Micro instances only provide "burst" CPU usage - if you keep above a certain threshold for long enough, it will throttle you by stealing CPU time (hence the 99%).
Yes that's exactly what happened. I originally thought our build times were short enough that it wouldn't go over the threshold but it was. It's surprisingly easy to trigger the cpu throttling on a micro instance.
Would be nice if they could/would average out the cpu usage over a longer rolling window. That'd be perfect for a use case like this (build server) where you're idle the majority of the time but want to max out cpu during the build itself. Seems like the perfect use case for a shared server.
I've been having issues with steal time recently, but what I'm seeing isn't adequately explained by any of the articles and documentation I could find. Here is an example from one EC2 node:
For me, when the machine was under load, %steal was almost always very close to %usr. It wasn't always the same, sometimes more and sometimes less. Can anyone explain how these numbers are related to each other?
They aren't related. Steal is the ratio of how many CPU cycles were promised to your system, but that your system didn't get. User is how much CPU (of the promised maximum) your programs are using directly (i.e. not time which is spent doing system calls (IO being the big one), which falls under the system bucket).
Then why are they the same in this case? Coincidence? (I won't believe that... but unfortunately I don't have more samples right now to demonstrate the correlation).
This is pretty old, so sorry if you don't get this, but I have been seeing something similar today:
procs -----------memory---------- ---swap-- -----io---- --system-- -----cpu-----
r b swpd free buff cache si so bi bo in cs us sy id wa st
0 0 33960 44844 147332 466588 0 0 0 63 130 198 20 2 59 1 18
0 0 33960 44844 147340 466652 0 0 1 66 123 187 19 2 59 1 18
Etc.
I believe what's happening here is that the CPU cycles are being requested and subsequently stolen, and then since the system is still idle, they're re-requested and given, all in the same time period polled by the monitoring tool.
It's just a theory, but it makes sense (at least to me ;).
I use Munin on my VPSs, and it shows the steal time which is nice. I don't typically see it showing up other than a 1 pixel line on RamNode. Hopefully that doesn't change under higher loads in the future.
Steal time exists to fix a problem.

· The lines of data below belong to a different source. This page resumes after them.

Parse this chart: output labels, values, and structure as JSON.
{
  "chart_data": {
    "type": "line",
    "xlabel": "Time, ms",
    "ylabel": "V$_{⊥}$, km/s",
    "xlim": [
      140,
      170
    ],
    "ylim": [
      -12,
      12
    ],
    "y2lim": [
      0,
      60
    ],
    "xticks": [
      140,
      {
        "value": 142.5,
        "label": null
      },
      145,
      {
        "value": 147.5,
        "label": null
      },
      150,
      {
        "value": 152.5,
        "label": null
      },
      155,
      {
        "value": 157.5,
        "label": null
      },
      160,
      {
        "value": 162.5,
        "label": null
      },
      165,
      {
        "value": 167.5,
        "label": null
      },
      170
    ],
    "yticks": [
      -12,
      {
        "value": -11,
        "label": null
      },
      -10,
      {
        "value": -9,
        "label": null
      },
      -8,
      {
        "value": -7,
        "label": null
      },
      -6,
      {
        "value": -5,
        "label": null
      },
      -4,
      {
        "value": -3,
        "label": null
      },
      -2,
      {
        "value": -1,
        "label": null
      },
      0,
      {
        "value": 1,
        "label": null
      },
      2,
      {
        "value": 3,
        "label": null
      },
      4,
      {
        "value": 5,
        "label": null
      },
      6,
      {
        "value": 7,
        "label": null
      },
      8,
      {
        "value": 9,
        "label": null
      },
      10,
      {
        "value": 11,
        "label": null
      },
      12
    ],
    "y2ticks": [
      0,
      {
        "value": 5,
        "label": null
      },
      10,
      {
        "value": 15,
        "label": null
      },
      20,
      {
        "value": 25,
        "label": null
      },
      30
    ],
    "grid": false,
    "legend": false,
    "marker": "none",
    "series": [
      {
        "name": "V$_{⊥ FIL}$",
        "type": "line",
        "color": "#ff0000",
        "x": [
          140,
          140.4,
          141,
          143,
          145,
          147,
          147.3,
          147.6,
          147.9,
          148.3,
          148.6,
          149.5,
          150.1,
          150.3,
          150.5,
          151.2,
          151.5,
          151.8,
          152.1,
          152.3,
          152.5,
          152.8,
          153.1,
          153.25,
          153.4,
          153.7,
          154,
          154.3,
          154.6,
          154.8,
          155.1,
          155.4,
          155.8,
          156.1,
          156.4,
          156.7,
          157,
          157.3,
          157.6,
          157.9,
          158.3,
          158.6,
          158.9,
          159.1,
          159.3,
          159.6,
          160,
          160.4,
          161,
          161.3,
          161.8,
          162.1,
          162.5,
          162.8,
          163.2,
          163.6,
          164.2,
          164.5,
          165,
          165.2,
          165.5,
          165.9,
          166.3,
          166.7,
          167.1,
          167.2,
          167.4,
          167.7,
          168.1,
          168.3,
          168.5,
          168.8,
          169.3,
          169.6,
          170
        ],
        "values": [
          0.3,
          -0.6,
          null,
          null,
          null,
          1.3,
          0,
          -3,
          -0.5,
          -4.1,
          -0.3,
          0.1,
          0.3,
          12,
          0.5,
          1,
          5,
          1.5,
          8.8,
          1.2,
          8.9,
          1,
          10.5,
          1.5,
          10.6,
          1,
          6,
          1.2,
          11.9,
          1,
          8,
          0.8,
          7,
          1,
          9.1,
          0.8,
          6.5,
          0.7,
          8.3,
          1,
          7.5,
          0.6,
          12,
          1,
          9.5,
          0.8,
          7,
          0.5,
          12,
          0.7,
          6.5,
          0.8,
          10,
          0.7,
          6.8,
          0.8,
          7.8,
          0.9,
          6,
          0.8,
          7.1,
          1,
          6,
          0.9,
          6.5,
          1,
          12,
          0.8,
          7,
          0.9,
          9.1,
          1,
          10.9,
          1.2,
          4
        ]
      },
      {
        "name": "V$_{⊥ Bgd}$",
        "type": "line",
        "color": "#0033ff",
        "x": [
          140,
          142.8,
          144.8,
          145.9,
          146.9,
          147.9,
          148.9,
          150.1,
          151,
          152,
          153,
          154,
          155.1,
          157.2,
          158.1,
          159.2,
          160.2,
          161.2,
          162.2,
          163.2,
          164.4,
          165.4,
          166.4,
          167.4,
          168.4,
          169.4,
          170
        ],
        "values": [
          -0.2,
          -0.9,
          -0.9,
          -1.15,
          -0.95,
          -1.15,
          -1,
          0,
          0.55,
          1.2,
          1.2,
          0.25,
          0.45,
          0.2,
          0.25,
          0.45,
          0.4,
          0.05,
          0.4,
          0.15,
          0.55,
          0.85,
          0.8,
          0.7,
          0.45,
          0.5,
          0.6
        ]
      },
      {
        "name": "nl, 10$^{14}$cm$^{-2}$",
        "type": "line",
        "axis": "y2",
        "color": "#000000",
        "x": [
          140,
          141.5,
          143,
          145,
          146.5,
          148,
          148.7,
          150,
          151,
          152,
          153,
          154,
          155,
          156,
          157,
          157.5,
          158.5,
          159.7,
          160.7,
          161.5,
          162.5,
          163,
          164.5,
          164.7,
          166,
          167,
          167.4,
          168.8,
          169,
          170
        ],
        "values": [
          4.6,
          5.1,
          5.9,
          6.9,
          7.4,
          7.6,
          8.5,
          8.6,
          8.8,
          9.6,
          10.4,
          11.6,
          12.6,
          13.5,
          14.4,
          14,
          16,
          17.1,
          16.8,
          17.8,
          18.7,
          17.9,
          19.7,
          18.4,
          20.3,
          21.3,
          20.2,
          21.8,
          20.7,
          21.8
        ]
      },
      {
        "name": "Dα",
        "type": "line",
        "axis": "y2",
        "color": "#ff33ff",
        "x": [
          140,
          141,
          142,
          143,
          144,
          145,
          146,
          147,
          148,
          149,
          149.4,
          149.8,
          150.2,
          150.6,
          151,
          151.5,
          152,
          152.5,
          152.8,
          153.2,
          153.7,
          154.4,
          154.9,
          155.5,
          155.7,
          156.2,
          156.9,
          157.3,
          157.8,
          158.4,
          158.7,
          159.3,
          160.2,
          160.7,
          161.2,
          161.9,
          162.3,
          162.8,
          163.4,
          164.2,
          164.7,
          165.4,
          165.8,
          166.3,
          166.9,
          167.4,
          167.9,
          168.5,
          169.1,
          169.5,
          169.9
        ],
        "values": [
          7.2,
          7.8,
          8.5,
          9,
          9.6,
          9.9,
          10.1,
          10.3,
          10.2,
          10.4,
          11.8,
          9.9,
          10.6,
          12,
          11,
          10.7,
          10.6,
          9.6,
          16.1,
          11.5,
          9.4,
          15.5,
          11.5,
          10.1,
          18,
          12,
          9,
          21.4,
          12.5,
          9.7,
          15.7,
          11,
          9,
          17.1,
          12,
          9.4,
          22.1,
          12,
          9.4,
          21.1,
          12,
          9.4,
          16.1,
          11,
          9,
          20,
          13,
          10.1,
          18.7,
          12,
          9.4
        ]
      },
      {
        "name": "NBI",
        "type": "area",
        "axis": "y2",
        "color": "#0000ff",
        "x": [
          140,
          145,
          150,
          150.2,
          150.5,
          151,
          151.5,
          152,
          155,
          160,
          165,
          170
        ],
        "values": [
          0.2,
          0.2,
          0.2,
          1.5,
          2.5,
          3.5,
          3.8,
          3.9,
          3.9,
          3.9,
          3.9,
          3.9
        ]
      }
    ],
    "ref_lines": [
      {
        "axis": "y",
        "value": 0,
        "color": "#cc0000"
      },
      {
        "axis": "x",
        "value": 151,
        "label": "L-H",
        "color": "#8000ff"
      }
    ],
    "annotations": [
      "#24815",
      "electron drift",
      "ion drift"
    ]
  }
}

When a hypervisor needs to pre-empt a running guest, without steal time, when the hypervisor eventually resumes that guest, as far as the guest can tell, the process that was running when the whole guest was pre-empted had run the entire time.
This means that if a guest is pre-empted, then CPU usage reporting in the guest becomes horribly wrong with some processes having much higher reported usage than they actually got. This affects fairness and can cause lots of bad things.
Steal time is simply a way to tell a guest that it was pre-empted. The guest OS can then use that information to correct its usage information and preserve fairness.
However, it is not a general indication of overcommit. When a guest idles a VCPU, that VCPU will be put on the scheduler queue. It may receive an event that would normally cause it to awaken the VCPU however if the system is overcommitted, it may take much longer for the VCPU to be woken up.
Most clouds are designed to allow multiple VCPUs per physical CPU too and there certainly is capping in place. You can still see steal time even though you are getting your full share.
Let me give an example:
1) You are capped at 50%. You run for your full 50%, go idle, the hypervisor realizes you've exhausted your slice, and doesn't schedule you until the next slice. No steal time is reported.
2) You are capped at 50%. You have a neighbor attempting to use his full time slice. Instead of getting to run for the first half of your slice with the neighbor running for the second half, the hypervisor carves up the slice into 10 slots and schedules you both in alternative slots. Both guests see 50% steal time.
You will get the same performance in both scenarios even though the steal time is reported differently.